Gates to preview Windows' third decade

The newest and next versions of Windows -- XP Professional x64 Edition and Longhorn -- will share center stage this week at WinHEC, Microsoft's annual Windows Hardware Engineering Conference.

Both versions are expected to figure prominently in Microsoft chairman and chief software architect Bill Gates' keynote address previewing the third decade of Windows, the operating system that was launched in late 1985.

WinHEC, a conference where Microsoft previews its software for PC makers and other hardware designers, this year doubles as the launch event for XP Pro x64, Microsoft's first operating system for desktop computers powered by 64-bit CPUs.

Microsoft is also launching three 64-bit server OSes: Microsoft Windows Server 2003 Standard x64 Edition, Microsoft Windows Server 2003 Enterprise x64 Edition, and Microsoft Windows Server 2003 Datacenter x64 Edition.

Conference attendees will also receive preview code of Longhorn, the next version of Windows. The beta program is scheduled to appear this summer, with the OS still on track to ship in the second half of 2006.

Microsoft says a number of vendors will be announcing systems with x64 (either the desktop or one of the server editions) pre-installed, including Acer, AlienWare, Dell, FSC, Fujitsu, HP, Hitachi, IBM, NEC, and Unisys.

Individuals who already own 64-bit PCs running the 32-bit version of Windows XP Professional have until July 30 to replace it with a licensed version of x64 at no charge through Microsoft's Technology Advancement Program. Details will be made available through Microsoft's x64 Web site.

Anyone contemplating an upgrade to x64 will want to make sure their hardware has 64-bit support. A number of component vendors were planning on announcing such support at WinHEC.

Not quite mainstream

Microsoft expects the new x64 servers to take over the market fairly quickly. But although the new 64-bit desktop OS will be available to anyone with a 64-bit system, Microsoft is not positioning it as a mainstream OS. Rather, it's designed for high-end workstations used by technical workers, engineers, and enthusiasts.

These are the folks most likely to be using the new 64-bit apps that will take full advantage of the new OS. Microsoft says some 400 64-bit applications are expected to arrive in the next 12 months, including about 130 that are expected to be listed on the x64 Web site. Vendors that have developed or are developing 64-bit apps include Adobe, Avid, BEA Systems, BMC, Cakewalk, Citrix Systems, CommVault, Computer Associates, DHI Water and Environment, EMC, Ericom, IBM, McAfee, NewTek, Oracle, PTC, Symantec, Trend Micro, UniGraphics Software, Veritas Software, and Valve Software, Microsoft officials say.

Microsoft officials previewing Gates' keynote for reporters say that in addition to launching x64, Gates is expected to focus on the increased importance of products enabling mobility, such as tablet PCs powered by Windows XP Professional Tablet PC Edition.

Gates is slated to show several new tablets, including ones that cost only $100 more than identical non-tablet products. Additionally, he's expected to show off a reference design for a post-Longhorn ultraportable that has a 9-inch screen, is no thicker than 10 sheets of paper, and will be operated by pen or voice commands. Another concept design that Longhorn will support will be a notebook with an auxiliary display on the lid, so that, for example, you could check your calendar without having to boot up the system.

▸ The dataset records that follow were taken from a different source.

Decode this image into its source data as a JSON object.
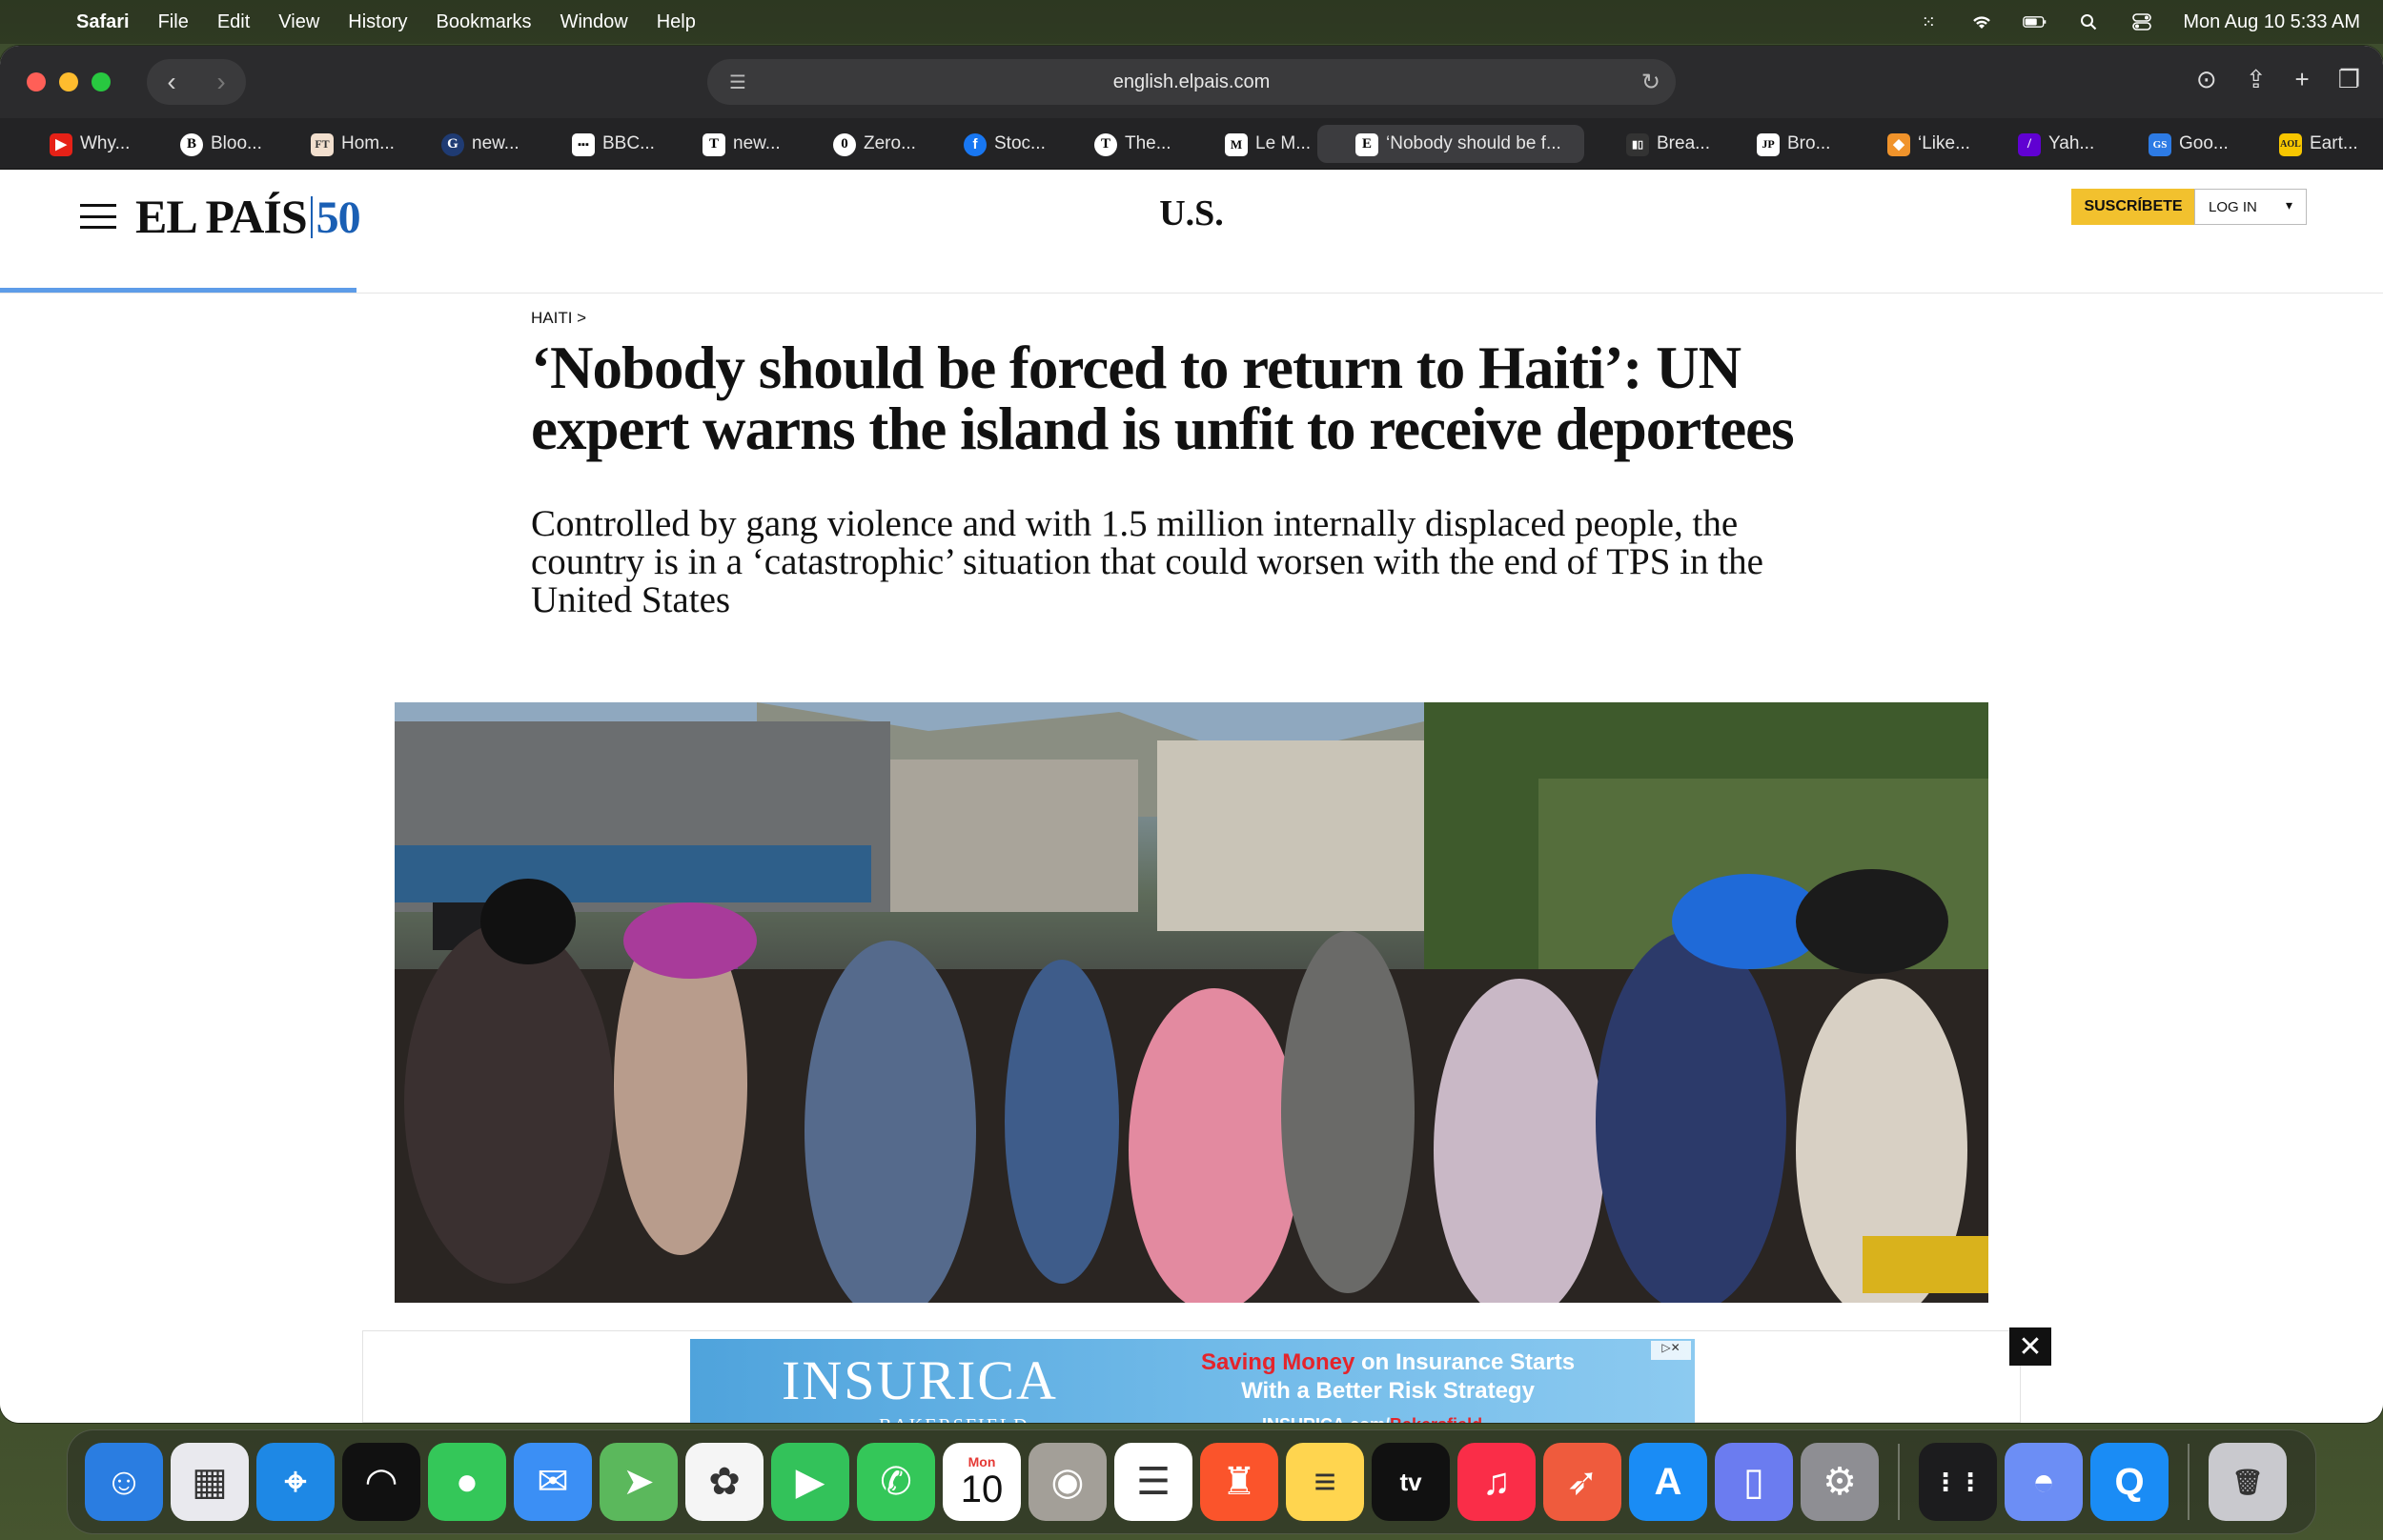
{
  "menubar": {
    "app": "Safari",
    "items": [
      "File",
      "Edit",
      "View",
      "History",
      "Bookmarks",
      "Window",
      "Help"
    ],
    "clock": "Mon Aug 10  5:33 AM"
  },
  "browser": {
    "url": "english.elpais.com",
    "tabs": [
      {
        "label": "Why...",
        "icon": "youtube-icon"
      },
      {
        "label": "Bloo...",
        "icon": "bloomberg-icon"
      },
      {
        "label": "Hom...",
        "icon": "ft-icon"
      },
      {
        "label": "new...",
        "icon": "g-icon"
      },
      {
        "label": "BBC...",
        "icon": "bbc-icon"
      },
      {
        "label": "new...",
        "icon": "t-icon"
      },
      {
        "label": "Zero...",
        "icon": "zerohedge-icon"
      },
      {
        "label": "Stoc...",
        "icon": "facebook-icon"
      },
      {
        "label": "The...",
        "icon": "nyt-icon"
      },
      {
        "label": "Le M...",
        "icon": "lemonde-icon"
      },
      {
        "label": "‘Nobody should be f...",
        "icon": "elpais-icon",
        "active": true
      },
      {
        "label": "Brea...",
        "icon": "news-icon"
      },
      {
        "label": "Bro...",
        "icon": "jp-icon"
      },
      {
        "label": "‘Like...",
        "icon": "orange-icon"
      },
      {
        "label": "Yah...",
        "icon": "yahoo-icon"
      },
      {
        "label": "Goo...",
        "icon": "google-icon"
      },
      {
        "label": "Eart...",
        "icon": "aol-icon"
      }
    ]
  },
  "site": {
    "logo_text": "EL PAÍS",
    "logo_anniversary": "50",
    "edition": "U.S.",
    "subscribe_label": "SUSCRÍBETE",
    "login_label": "LOG IN"
  },
  "article": {
    "kicker": "HAITI >",
    "headline": "‘Nobody should be forced to return to Haiti’: UN expert warns the island is unfit to receive deportees",
    "standfirst": "Controlled by gang violence and with 1.5 million internally displaced people, the country is in a ‘catastrophic’ situation that could worsen with the end of TPS in the United States"
  },
  "ad": {
    "brand": "INSURICA",
    "brand_sub": "BAKERSFIELD",
    "copy_highlight": "Saving Money",
    "copy_rest": " on Insurance Starts With a Better Risk Strategy",
    "url_main": "INSURICA.com/",
    "url_highlight": "Bakersfield",
    "close_label": "✕"
  },
  "dock": {
    "calendar_month": "Mon",
    "calendar_day": "10",
    "apps": [
      {
        "name": "finder-icon",
        "color": "#2a7de1",
        "glyph": "☺"
      },
      {
        "name": "launchpad-icon",
        "color": "#e9e9ee",
        "glyph": "▦"
      },
      {
        "name": "safari-icon",
        "color": "#1e88e5",
        "glyph": "⌖"
      },
      {
        "name": "signal-icon",
        "color": "#111111",
        "glyph": "◠"
      },
      {
        "name": "messages-icon",
        "color": "#34c759",
        "glyph": "●"
      },
      {
        "name": "mail-icon",
        "color": "#3b8ff5",
        "glyph": "✉"
      },
      {
        "name": "maps-icon",
        "color": "#5bb85c",
        "glyph": "➤"
      },
      {
        "name": "photos-icon",
        "color": "#f5f5f5",
        "glyph": "✿"
      },
      {
        "name": "facetime-icon",
        "color": "#33c25a",
        "glyph": "▶"
      },
      {
        "name": "phone-icon",
        "color": "#34c759",
        "glyph": "✆"
      },
      {
        "name": "calendar-icon",
        "color": "#ffffff",
        "glyph": ""
      },
      {
        "name": "contacts-icon",
        "color": "#a39f98",
        "glyph": "◉"
      },
      {
        "name": "reminders-icon",
        "color": "#ffffff",
        "glyph": "☰"
      },
      {
        "name": "brave-icon",
        "color": "#fb542b",
        "glyph": "♜"
      },
      {
        "name": "notes-icon",
        "color": "#ffd54f",
        "glyph": "≡"
      },
      {
        "name": "appletv-icon",
        "color": "#111111",
        "glyph": "tv"
      },
      {
        "name": "music-icon",
        "color": "#fa2d48",
        "glyph": "♫"
      },
      {
        "name": "rocket-icon",
        "color": "#ef5b3d",
        "glyph": "➶"
      },
      {
        "name": "appstore-icon",
        "color": "#1a8cf5",
        "glyph": "A"
      },
      {
        "name": "simulator-icon",
        "color": "#6b7cf0",
        "glyph": "▯"
      },
      {
        "name": "settings-icon",
        "color": "#8e8e93",
        "glyph": "⚙"
      },
      {
        "name": "apps-grid-icon",
        "color": "#1c1c1e",
        "glyph": "⋮⋮"
      },
      {
        "name": "bluetooth-app-icon",
        "color": "#6c8ef5",
        "glyph": "◓"
      },
      {
        "name": "q-app-icon",
        "color": "#1a8cf5",
        "glyph": "Q"
      },
      {
        "name": "trash-icon",
        "color": "#c9c9ce",
        "glyph": "🗑"
      }
    ]
  }
}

First mainstream 64-bit OS

Longhorn will be the first mainstream 64-bit OS (a 32-bit version will also be available for legacy machines), Microsoft officials say. WinHEC sessions will showcase the OS's new Avalon user interface (announced previously, it offloads much of the display work to today's increasingly powerful graphics subsystems), data management tools, security, and other features.

Although the much publicized WinFS file system, which will include database features that could be exploited by third-party applications, won't be included in the shipping OS, Microsoft officials say some of its benefits will be available within Longhorn itself (but not for third-party apps).

People looking ahead to Longhorn's arrival may soon get some guidance on choosing a PC that they'll be able to upgrade. Microsoft plans to announce a program to designate systems as Longhorn-ready. Officials say the requirements will include a current mainstream (or better) CPU, 512MB of RAM, and a graphics subsystem that supports the Longhorn Display Driver Model (LDDM). A Microsoft spokesperson says most graphics board will likely qualify, while some integrated graphics systems that use shared system memory might not.

Additionally, Microsoft plans to announce a two-tiered logo program for peripherals and devices. In addition to the general program that will designate hardware as being Longhorn ready, there will be a "Plus" logo for products that will take full advantage of Longhorn's capability.

Finally, because Longhorn will bring a dramatic new look to Windows, Microsoft is sponsoring a contest for corresponding innovation in PC design. Details are not available, but Microsoft expects that finalists will be announced by the end of this year.